Roy Lewallen, W7EL wrote:
"If you`ll read what I`ve written, you`ll hopefully see that my only
point of contention is with your claim that waves reflect from a
"virtual short". They do not."

Seems to me they do.

If you are lucky enough to have a copy of Terman`s 1955 opus, we can
reason together.
On page 91 is found Fig. 4-3 Vector (phasor) diagrams showing manner in
which incident and reflected waves combined to produce a voltage
distribution on the transmission line.

At an open circuit, the voltage phasors are in-phase.

E2, the reflected phasor, rotates clockwise as it travels back toward
the source.

E1, the incident phasor, rotates counter-clockwise as we look back
toward the source.

Looking 1/4-wavelength back from the open-circuit, E2 and E1, each
having rotated 90-degrees, but in opposite directions, are now
180-degrees out-of-phase.

On page 92, Fig. 4-4 shows the current, which summed to zero at the open
circuit, has risen to its maximum value at 1/4-wavelength back from the
open-circuit while the voltage dropped to its minimum, nearly zero,
maybe close enough to declare a "virtual short-circuit", 1/4-wavelength
back from the open-circuit.

What`s a short-circuit?

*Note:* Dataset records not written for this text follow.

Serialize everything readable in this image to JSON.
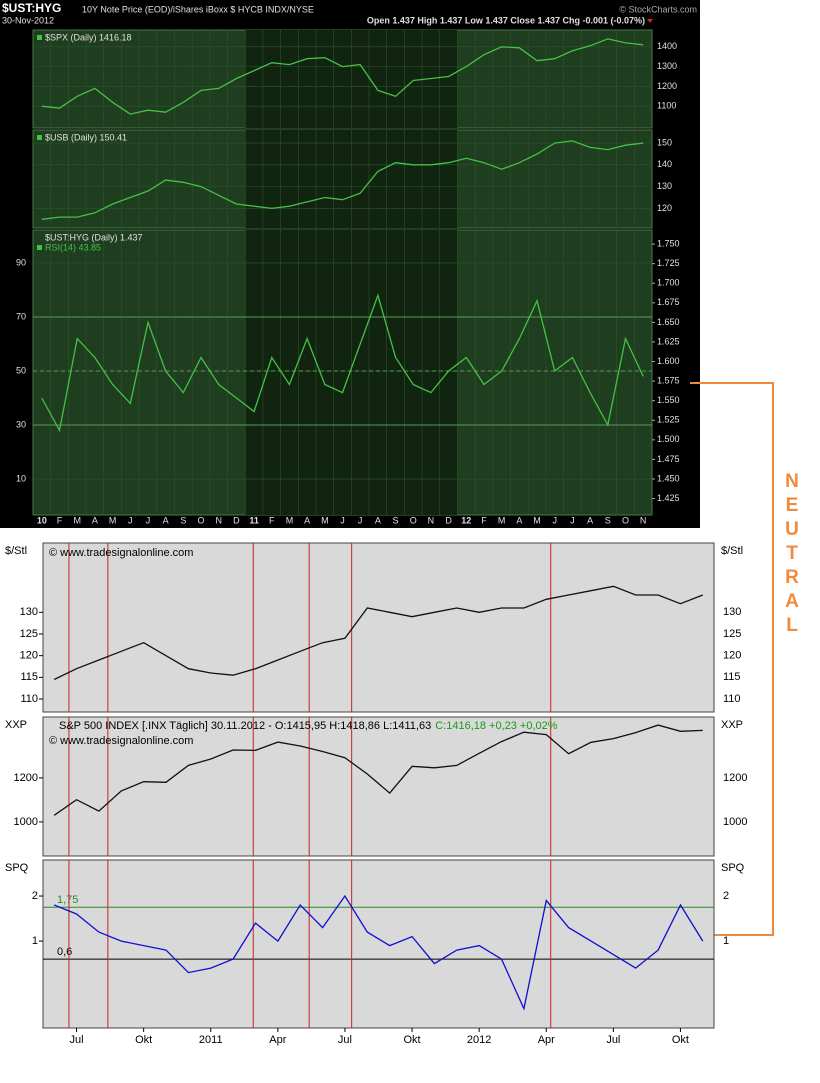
{
  "header": {
    "symbol": "$UST:HYG",
    "description": "10Y Note Price (EOD)/iShares iBoxx $ HYCB INDX/NYSE",
    "date": "30-Nov-2012",
    "quote": "Open 1.437 High 1.437 Low 1.437 Close 1.437 Chg -0.001 (-0.07%)",
    "source": "© StockCharts.com"
  },
  "annotation": "NEUTRAL",
  "chart_data": [
    {
      "type": "line",
      "series": [
        {
          "name": "$SPX (Daily) 1416.18",
          "color": "#46c046",
          "values": [
            1100,
            1090,
            1150,
            1190,
            1120,
            1060,
            1080,
            1070,
            1120,
            1180,
            1190,
            1240,
            1280,
            1320,
            1310,
            1340,
            1345,
            1300,
            1310,
            1180,
            1150,
            1230,
            1240,
            1250,
            1300,
            1360,
            1400,
            1395,
            1330,
            1340,
            1380,
            1405,
            1440,
            1420,
            1410
          ]
        }
      ],
      "ylim": [
        990,
        1485
      ],
      "yticks": [
        1100,
        1200,
        1300,
        1400
      ],
      "shaded_band": [
        12,
        24
      ]
    },
    {
      "type": "line",
      "series": [
        {
          "name": "$USB (Daily) 150.41",
          "color": "#46c046",
          "values": [
            115,
            116,
            116,
            118,
            122,
            125,
            128,
            133,
            132,
            130,
            126,
            122,
            121,
            120,
            121,
            123,
            125,
            124,
            127,
            137,
            141,
            140,
            140,
            141,
            143,
            141,
            138,
            141,
            145,
            150,
            151,
            148,
            147,
            149,
            150
          ]
        }
      ],
      "ylim": [
        111,
        156
      ],
      "yticks": [
        120,
        130,
        140,
        150
      ],
      "shaded_band": [
        12,
        24
      ]
    },
    {
      "type": "line",
      "title": "$UST:HYG (Daily) 1.437",
      "categories": [
        "10",
        "F",
        "M",
        "A",
        "M",
        "J",
        "J",
        "A",
        "S",
        "O",
        "N",
        "D",
        "11",
        "F",
        "M",
        "A",
        "M",
        "J",
        "J",
        "A",
        "S",
        "O",
        "N",
        "D",
        "12",
        "F",
        "M",
        "A",
        "M",
        "J",
        "J",
        "A",
        "S",
        "O",
        "N"
      ],
      "series": [
        {
          "name": "RSI(14) 43.85",
          "color": "#46c046",
          "values": [
            40,
            28,
            62,
            55,
            45,
            38,
            68,
            50,
            42,
            55,
            45,
            40,
            35,
            55,
            45,
            62,
            45,
            42,
            60,
            78,
            55,
            45,
            42,
            50,
            55,
            45,
            50,
            62,
            76,
            50,
            55,
            42,
            30,
            62,
            48
          ]
        }
      ],
      "ylim": [
        -3.3,
        102.2
      ],
      "yticks": [
        10,
        30,
        50,
        70,
        90
      ],
      "ref_lines": [
        30,
        50,
        70
      ],
      "y2lim": [
        1.404,
        1.768
      ],
      "y2ticks": [
        1.425,
        {
          "value": 1.45,
          "label": "1.450"
        },
        1.475,
        {
          "value": 1.5,
          "label": "1.500"
        },
        1.525,
        {
          "value": 1.55,
          "label": "1.550"
        },
        1.575,
        {
          "value": 1.6,
          "label": "1.600"
        },
        1.625,
        {
          "value": 1.65,
          "label": "1.650"
        },
        1.675,
        {
          "value": 1.7,
          "label": "1.700"
        },
        1.725,
        {
          "value": 1.75,
          "label": "1.750"
        }
      ],
      "shaded_band": [
        12,
        24
      ]
    },
    {
      "type": "line",
      "ylabel": "$/Stl",
      "watermark": "© www.tradesignalonline.com",
      "color": "#111111",
      "values": [
        114.5,
        117,
        119,
        121,
        123,
        120,
        117,
        116,
        115.5,
        117,
        119,
        121,
        123,
        124,
        131,
        130,
        129,
        130,
        131,
        130,
        131,
        131,
        133,
        134,
        135,
        136,
        134,
        134,
        132,
        134
      ],
      "ylim": [
        107,
        146
      ],
      "yticks": [
        110,
        115,
        120,
        125,
        130
      ],
      "signal_lines": [
        1.16,
        2.9,
        9.4,
        11.9,
        13.8,
        22.7
      ]
    },
    {
      "type": "line",
      "ylabel": "XXP",
      "watermark": "© www.tradesignalonline.com",
      "title": "S&P 500 INDEX [.INX  Täglich] 30.11.2012 - O:1415,95 H:1418,86 L:1411,63",
      "title_change": "C:1416,18 +0,23 +0,02%",
      "color": "#111111",
      "values": [
        1030,
        1101,
        1049,
        1141,
        1183,
        1180,
        1257,
        1286,
        1327,
        1325,
        1363,
        1345,
        1320,
        1292,
        1218,
        1131,
        1253,
        1246,
        1257,
        1312,
        1365,
        1408,
        1397,
        1310,
        1362,
        1379,
        1406,
        1440,
        1412,
        1416
      ],
      "ylim": [
        845,
        1477
      ],
      "yticks": [
        1000,
        1200
      ],
      "signal_lines": [
        1.16,
        2.9,
        9.4,
        11.9,
        13.8,
        22.7
      ]
    },
    {
      "type": "line",
      "ylabel": "SPQ",
      "color": "#1010d0",
      "categories": [
        null,
        "Jul",
        null,
        null,
        "Okt",
        null,
        null,
        "2011",
        null,
        null,
        "Apr",
        null,
        null,
        "Jul",
        null,
        null,
        "Okt",
        null,
        null,
        "2012",
        null,
        null,
        "Apr",
        null,
        null,
        "Jul",
        null,
        null,
        "Okt",
        null
      ],
      "values": [
        1.8,
        1.6,
        1.2,
        1.0,
        0.9,
        0.8,
        0.3,
        0.4,
        0.6,
        1.4,
        1.0,
        1.8,
        1.3,
        2.0,
        1.2,
        0.9,
        1.1,
        0.5,
        0.8,
        0.9,
        0.6,
        -0.5,
        1.9,
        1.3,
        1.0,
        0.7,
        0.4,
        0.8,
        1.8,
        1.0
      ],
      "ylim": [
        -0.93,
        2.8
      ],
      "yticks": [
        1,
        2
      ],
      "levels": [
        {
          "value": 1.75,
          "label": "1,75"
        },
        {
          "value": 0.6,
          "label": "0,6"
        }
      ],
      "signal_lines": [
        1.16,
        2.9,
        9.4,
        11.9,
        13.8,
        22.7
      ]
    }
  ]
}
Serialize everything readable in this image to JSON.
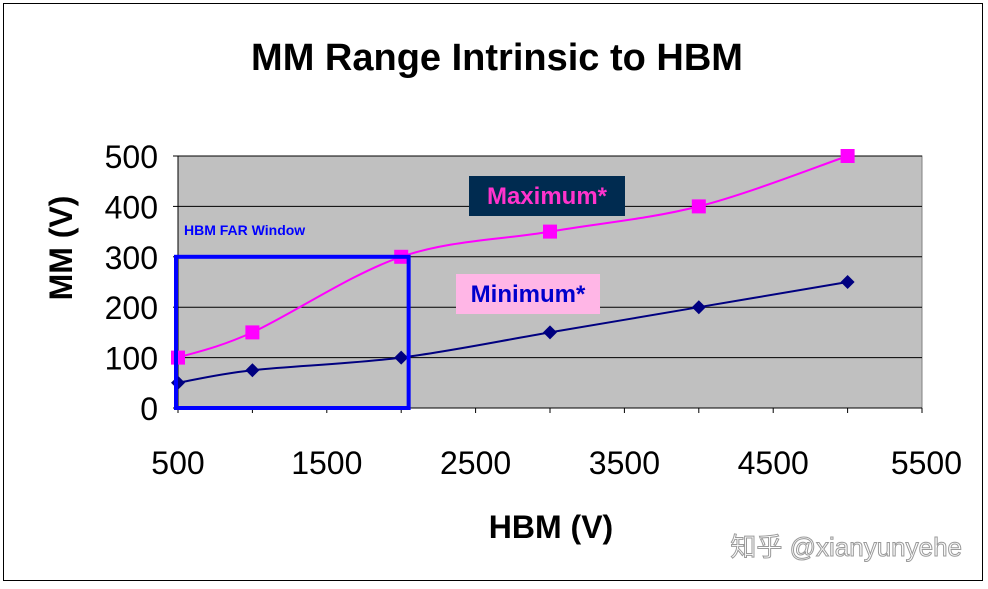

Little voltage and much current.

What`s the difference between a physical short and the virtual short?
Nothing except the shunting conductor.

Is there current flowing at the open-circuit end of the 1/4-wave line
segment? No, the open-circuit won`t support current.

If a high-impedance generator of the same frequency were connected to
the virtual short point on the line, would it also be shorted? Yes.
Where? At the virtual short, not the open-circuit at the end of the
line.

Best regards, Richard Harrison, KB5WZI